A reasonable first step would be to launch the application in debug mode, and set a breakpoint in AbstractOwnableSynchronizer.setExclusiveOwnerThread to verify whether there has been an intermediary unlock (and if so, from where). Should the presence of the breakpoint cause the problem to disappear (because it is timing sensitive), you might use a conditional breakpoint that never halts, but whose condition logs to System.out for your inspection, instead.

Update Thanks to the reproducer provided by Andremoniy in his answer, I was able to perform this analysis myself.
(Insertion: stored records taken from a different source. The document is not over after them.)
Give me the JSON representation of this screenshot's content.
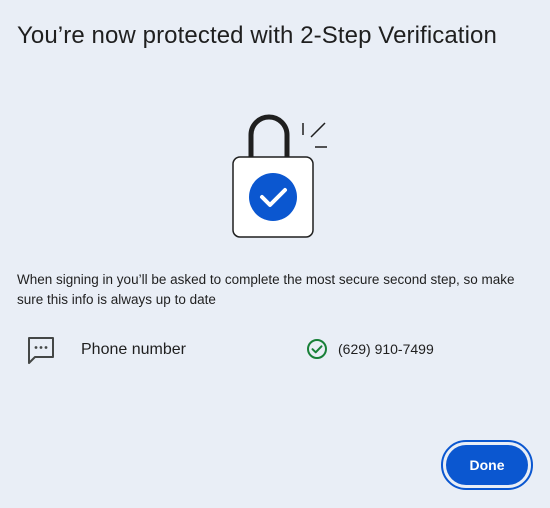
{
  "dialog": {
    "title": "You’re now protected with 2-Step Verification",
    "body": "When signing in you’ll be asked to complete the most secure second step, so make sure this info is always up to date",
    "illustration": "padlock-with-check-icon",
    "method": {
      "icon": "sms-icon",
      "label": "Phone number",
      "status_icon": "check-circle-icon",
      "value": "(629) 910-7499"
    },
    "done_button": "Done"
  },
  "colors": {
    "background": "#e9eef6",
    "accent": "#0b57d0",
    "success": "#188038",
    "text": "#1f1f1f"
  }
}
I used the following expression in the conditional breakpoint to obtain the stack trace whenever the lock is aquired or released:

new RuntimeException(this + " is now owned by " + arg0).printStackTrace();
return false;

Here is relevant part of the log output for his code:

java.lang.RuntimeException: java.util.concurrent.locks.ReentrantLock$NonfairSync@a5e3519[State = 1, empty queue] is now owned by null
    at java.util.concurrent.locks.AbstractOwnableSynchronizer.setExclusiveOwnerThread(AbstractOwnableSynchronizer.java:74)
    at java.util.concurrent.locks.ReentrantLock$Sync.tryRelease(ReentrantLock.java:155)
    at java.util.concurrent.locks.AbstractQueuedSynchronizer.release(AbstractQueuedSynchronizer.java:1261)
    at java.util.concurrent.locks.AbstractQueuedSynchronizer.fullyRelease(AbstractQueuedSynchronizer.java:1723)
    at java.util.concurrent.locks.AbstractQueuedSynchronizer$ConditionObject.awaitNanos(AbstractQueuedSynchronizer.java:2069)
    at java.util.concurrent.ThreadPoolExecutor.awaitTermination(ThreadPoolExecutor.java:1465)
    at stackoverflow.Test$1.run(Test.java:24)
    at java.lang.Thread.run(Thread.java:745)

...

java.util.concurrent.locks.ReentrantLock$NonfairSync@a5e3519[State = 0, empty queue] could not be released, as it is owned by null rather than Thread[Thread-0,5,main]

That is, the executor has released, but not reacquired, mainLock in awaitNanos, which is implemented as follows:

    public final long awaitNanos(long nanosTimeout)
            throws InterruptedException {
        if (Thread.interrupted())
            throw new InterruptedException();
        Node node = addConditionWaiter();
        int savedState = fullyRelease(node);
        final long deadline = System.nanoTime() + nanosTimeout;
        int interruptMode = 0;
        while (!isOnSyncQueue(node)) {
            if (nanosTimeout <= 0L) {
                transferAfterCancelledWait(node);
                break;
            }
            if (nanosTimeout >= spinForTimeoutThreshold)
                LockSupport.parkNanos(this, nanosTimeout);
            if ((interruptMode = checkInterruptWhileWaiting(node)) != 0)
                break;
            nanosTimeout = deadline - System.nanoTime();
        }
        if (acquireQueued(node, savedState) && interruptMode != THROW_IE)
            interruptMode = REINTERRUPT;
        if (node.nextWaiter != null)
            unlinkCancelledWaiters();
        if (interruptMode != 0)
            reportInterruptAfterWait(interruptMode);
        return deadline - System.nanoTime();
    }

As we can see from the absence of a finally block, the method is not exception safe, i.e. the lock not reacquired when an exception is thrown (such as the ThreadDeathException caused by Thread.stop()).

You might wish to report this bug to Oracle. However, since it only appears to manifest upon use of a deprecated api, and the impact is rather minor (wrong exception type is thrown), they might not fix it.